What You Should Do Right Now

  • Verify your EPMM version immediately. Log in to the EPMM admin console, navigate to System > Settings > Version, and note the running version. If it is below 12.6.1.1, 12.7.0.1, or 12.8.0.1 (depending on your release train), you are vulnerable.
  • Apply the patch. Download the applicable fixed version from the Ivanti Product Portal and follow standard EPMM upgrade procedures. U.S. federal agencies must complete this by May 10, 2026.
  • Restrict admin-interface access. If your EPMM admin portal is reachable from the public internet, restrict it to trusted IP ranges via firewall rules immediately — this is the highest-impact workaround if patching cannot be completed before the deadline.
  • Audit EPMM admin accounts. Review all admin-level accounts for unauthorized additions or privilege changes. Disable unused accounts and rotate all active admin credentials.
  • Review API access logs for exploitation indicators. Examine logs for unusual admin API calls, especially from unexpected source IPs or at unusual hours. Treat any anomalous admin activity since May 1 as a potential compromise indicator.
  • Assess downstream device integrity. If the EPMM admin interface was accessed by an unauthorized party, assume enrolled device profiles, pushed certificates, VPN configurations, and email credentials may have been modified or exfiltrated. Audit device enrollment records and issued certificates accordingly.
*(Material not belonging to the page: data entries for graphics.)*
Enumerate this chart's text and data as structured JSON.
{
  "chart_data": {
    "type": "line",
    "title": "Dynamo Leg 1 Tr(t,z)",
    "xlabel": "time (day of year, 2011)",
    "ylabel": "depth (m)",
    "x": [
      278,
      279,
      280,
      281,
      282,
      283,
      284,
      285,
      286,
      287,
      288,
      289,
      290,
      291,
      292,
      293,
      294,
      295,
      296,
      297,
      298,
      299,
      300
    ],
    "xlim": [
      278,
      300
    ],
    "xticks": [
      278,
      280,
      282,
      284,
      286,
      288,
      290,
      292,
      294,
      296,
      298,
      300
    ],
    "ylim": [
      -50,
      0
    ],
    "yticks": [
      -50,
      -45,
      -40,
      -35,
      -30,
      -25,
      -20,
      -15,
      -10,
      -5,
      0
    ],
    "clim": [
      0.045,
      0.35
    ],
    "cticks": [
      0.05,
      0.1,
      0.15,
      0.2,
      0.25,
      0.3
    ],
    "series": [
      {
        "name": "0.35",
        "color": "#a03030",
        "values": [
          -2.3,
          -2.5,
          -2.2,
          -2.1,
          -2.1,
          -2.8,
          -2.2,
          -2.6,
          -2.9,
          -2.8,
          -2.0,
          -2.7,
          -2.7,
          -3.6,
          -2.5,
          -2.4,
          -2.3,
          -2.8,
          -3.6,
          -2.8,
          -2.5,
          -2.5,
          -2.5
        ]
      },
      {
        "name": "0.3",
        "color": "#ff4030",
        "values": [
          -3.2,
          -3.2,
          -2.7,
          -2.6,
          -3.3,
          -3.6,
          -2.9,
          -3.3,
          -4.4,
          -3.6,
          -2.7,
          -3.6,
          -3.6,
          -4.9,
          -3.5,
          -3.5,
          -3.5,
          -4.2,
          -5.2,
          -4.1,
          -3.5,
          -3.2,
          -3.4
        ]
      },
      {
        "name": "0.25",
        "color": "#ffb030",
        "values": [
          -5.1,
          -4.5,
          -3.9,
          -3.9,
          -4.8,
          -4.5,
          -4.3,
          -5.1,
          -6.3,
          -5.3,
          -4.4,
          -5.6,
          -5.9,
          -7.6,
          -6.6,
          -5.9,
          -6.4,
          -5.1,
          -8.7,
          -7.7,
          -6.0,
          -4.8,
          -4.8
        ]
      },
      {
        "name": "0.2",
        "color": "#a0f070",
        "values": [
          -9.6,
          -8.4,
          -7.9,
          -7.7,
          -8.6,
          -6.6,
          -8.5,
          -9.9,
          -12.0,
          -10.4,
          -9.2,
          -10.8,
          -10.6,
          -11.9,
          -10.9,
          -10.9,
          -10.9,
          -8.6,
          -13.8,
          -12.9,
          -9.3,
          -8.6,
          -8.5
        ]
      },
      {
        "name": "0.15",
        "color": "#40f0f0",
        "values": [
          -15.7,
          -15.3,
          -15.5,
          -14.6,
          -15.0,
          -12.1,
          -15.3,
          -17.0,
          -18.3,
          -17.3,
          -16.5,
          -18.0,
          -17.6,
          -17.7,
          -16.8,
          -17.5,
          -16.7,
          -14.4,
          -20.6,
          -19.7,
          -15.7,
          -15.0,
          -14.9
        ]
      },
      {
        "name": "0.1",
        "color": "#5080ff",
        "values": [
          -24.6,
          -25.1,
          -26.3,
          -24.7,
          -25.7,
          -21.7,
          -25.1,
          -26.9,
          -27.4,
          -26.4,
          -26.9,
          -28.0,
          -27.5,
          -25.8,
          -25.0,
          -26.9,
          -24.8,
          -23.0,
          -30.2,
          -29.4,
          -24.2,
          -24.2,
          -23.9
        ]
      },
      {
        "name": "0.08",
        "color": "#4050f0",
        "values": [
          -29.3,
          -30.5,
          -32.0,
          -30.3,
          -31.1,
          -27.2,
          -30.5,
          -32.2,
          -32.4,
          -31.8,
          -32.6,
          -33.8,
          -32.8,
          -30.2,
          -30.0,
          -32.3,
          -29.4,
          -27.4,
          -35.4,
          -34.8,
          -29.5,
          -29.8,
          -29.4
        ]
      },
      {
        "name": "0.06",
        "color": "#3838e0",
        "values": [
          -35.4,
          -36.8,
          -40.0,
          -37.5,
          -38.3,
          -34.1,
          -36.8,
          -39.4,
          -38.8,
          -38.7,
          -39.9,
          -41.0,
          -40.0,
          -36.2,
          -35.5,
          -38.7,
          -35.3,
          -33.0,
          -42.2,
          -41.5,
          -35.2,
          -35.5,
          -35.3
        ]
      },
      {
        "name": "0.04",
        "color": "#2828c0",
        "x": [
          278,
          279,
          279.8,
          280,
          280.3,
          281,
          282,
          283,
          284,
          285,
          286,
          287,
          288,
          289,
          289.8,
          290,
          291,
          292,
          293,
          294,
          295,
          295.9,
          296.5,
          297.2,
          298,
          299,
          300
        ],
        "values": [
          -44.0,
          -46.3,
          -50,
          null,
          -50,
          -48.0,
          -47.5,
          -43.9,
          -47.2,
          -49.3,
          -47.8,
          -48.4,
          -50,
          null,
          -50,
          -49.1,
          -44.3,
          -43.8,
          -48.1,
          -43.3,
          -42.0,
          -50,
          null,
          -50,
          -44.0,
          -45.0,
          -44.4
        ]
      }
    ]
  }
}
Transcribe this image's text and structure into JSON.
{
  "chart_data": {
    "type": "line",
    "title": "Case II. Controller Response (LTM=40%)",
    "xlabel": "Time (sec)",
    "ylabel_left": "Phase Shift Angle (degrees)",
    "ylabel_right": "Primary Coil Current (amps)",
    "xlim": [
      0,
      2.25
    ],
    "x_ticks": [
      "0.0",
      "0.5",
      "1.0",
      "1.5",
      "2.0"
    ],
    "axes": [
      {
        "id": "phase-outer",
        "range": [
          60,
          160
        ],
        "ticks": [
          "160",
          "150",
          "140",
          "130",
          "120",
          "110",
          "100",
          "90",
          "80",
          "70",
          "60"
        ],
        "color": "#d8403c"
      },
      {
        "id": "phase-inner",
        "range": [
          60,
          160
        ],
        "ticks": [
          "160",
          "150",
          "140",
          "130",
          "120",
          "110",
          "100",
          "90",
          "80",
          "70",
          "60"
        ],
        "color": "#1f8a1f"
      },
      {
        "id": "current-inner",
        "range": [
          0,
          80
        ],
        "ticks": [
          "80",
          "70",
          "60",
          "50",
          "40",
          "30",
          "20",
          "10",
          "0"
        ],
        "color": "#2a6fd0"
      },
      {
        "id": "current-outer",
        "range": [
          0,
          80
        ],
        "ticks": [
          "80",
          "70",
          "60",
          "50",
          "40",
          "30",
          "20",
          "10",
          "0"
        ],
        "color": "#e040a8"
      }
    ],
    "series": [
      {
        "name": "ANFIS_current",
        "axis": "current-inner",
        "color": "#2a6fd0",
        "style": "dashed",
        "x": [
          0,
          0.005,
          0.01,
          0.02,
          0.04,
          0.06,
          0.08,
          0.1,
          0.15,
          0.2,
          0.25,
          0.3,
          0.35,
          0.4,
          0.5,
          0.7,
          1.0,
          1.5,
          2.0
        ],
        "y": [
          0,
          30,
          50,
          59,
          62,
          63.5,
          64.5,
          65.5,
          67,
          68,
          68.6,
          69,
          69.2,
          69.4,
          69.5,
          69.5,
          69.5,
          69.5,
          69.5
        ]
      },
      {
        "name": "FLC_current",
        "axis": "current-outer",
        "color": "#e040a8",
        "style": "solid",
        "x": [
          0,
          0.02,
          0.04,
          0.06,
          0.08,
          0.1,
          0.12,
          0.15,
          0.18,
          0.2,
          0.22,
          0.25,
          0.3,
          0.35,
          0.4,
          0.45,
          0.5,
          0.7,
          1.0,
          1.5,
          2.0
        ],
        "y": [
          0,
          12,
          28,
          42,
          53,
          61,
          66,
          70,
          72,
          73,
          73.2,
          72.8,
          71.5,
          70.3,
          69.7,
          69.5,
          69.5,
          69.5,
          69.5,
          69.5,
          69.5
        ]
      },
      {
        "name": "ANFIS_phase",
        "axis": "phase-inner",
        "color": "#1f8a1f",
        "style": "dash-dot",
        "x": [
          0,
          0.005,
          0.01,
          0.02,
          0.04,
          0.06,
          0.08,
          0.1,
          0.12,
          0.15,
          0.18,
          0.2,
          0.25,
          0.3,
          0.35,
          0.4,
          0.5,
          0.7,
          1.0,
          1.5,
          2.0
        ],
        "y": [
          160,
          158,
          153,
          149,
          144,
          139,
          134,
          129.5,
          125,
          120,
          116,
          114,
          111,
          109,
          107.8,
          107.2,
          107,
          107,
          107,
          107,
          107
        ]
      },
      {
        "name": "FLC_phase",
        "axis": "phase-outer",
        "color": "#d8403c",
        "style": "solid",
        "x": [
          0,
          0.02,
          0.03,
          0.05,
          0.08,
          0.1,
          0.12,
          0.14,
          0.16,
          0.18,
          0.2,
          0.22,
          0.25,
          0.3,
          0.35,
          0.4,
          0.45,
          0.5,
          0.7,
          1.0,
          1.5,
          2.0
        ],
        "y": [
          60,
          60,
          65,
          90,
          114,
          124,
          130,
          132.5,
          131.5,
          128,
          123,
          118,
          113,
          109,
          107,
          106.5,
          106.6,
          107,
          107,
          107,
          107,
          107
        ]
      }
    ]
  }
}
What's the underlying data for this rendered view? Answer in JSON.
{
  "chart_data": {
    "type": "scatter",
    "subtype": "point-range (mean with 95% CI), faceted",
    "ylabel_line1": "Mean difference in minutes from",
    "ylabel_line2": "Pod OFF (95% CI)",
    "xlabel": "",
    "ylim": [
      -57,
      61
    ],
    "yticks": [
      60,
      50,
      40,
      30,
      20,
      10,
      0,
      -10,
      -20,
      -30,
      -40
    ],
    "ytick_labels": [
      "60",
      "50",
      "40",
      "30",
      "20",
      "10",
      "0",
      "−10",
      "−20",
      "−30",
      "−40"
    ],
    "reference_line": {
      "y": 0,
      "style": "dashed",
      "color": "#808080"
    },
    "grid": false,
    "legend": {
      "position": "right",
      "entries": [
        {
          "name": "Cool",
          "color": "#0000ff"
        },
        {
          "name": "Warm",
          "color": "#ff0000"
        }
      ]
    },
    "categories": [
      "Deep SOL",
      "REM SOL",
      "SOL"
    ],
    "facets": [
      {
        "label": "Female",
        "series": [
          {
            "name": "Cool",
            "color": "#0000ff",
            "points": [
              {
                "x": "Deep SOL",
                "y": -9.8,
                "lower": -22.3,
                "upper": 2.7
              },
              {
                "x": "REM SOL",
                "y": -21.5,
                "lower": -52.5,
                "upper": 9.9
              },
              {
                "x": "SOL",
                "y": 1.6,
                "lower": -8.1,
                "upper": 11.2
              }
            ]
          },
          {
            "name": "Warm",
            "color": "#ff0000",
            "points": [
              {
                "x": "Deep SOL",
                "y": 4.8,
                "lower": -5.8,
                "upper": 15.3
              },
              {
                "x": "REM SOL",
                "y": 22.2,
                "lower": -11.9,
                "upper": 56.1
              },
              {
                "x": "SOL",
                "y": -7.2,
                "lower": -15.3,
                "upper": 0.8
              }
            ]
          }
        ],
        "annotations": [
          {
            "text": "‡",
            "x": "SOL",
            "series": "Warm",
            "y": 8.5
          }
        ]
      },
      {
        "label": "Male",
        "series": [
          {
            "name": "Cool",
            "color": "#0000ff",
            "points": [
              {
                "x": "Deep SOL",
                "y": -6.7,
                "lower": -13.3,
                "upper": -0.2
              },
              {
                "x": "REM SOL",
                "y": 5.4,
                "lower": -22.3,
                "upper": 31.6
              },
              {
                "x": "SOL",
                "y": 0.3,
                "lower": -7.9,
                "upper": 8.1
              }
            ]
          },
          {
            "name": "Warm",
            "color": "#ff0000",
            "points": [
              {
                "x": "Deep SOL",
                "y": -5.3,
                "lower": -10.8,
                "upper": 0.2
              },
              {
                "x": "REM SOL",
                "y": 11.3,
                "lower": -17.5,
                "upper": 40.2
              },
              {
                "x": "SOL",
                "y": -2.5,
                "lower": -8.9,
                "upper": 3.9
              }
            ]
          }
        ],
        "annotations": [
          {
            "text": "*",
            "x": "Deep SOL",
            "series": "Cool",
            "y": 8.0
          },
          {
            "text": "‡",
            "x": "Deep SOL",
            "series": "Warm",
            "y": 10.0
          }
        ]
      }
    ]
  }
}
Background: Understanding the Risk

Ivanti EPMM is not a typical enterprise application — it is the authoritative management plane for an organization's entire managed mobile device fleet. A compromised EPMM admin account effectively hands an attacker control over every enrolled device: the ability to push arbitrary configuration profiles, revoke legitimate certificates, exfiltrate the full enrollment database (containing user mappings, device identifiers, and installed application inventories), or trigger remote wipes.

This is precisely why state-sponsored actors continue to invest in finding EPMM vulnerabilities. Mobile devices used by government personnel carry sensitive communications, access to classified systems via mobile-friendly portals, and location data. The ability to silently modify a managed device's configuration — pushing a new VPN endpoint or Wi-Fi certificate, for example — provides persistent access to network traffic long after the initial compromise is detected.

The CVSS score of 7.2 may create a false sense of security compared to the 9.8-rated flaws from January 2026. That rating captures only the technical characteristics of the vulnerability in isolation; it does not account for the strategic value of the target, the availability of stolen credentials in underground markets, or CISA's confirmation that exploitation is already underway.

Security teams that cannot patch immediately should treat the admin-interface network restriction as a mandatory interim control, not an optional one. Combined with a full admin account audit and credential rotation, these steps eliminate the most plausible exploitation paths while the patch is staged for deployment.

Conclusion

CVE-2026-6973 in Ivanti EPMM (Endpoint Manager Mobile) is under confirmed active exploitation, with CISA imposing an unusually short four-day patch deadline for federal agencies. Patch to 12.6.1.1, 12.7.0.1, or 12.8.0.1 immediately; restrict admin-interface access to trusted networks as an interim control; and audit your admin accounts and API logs for evidence of prior unauthorized access.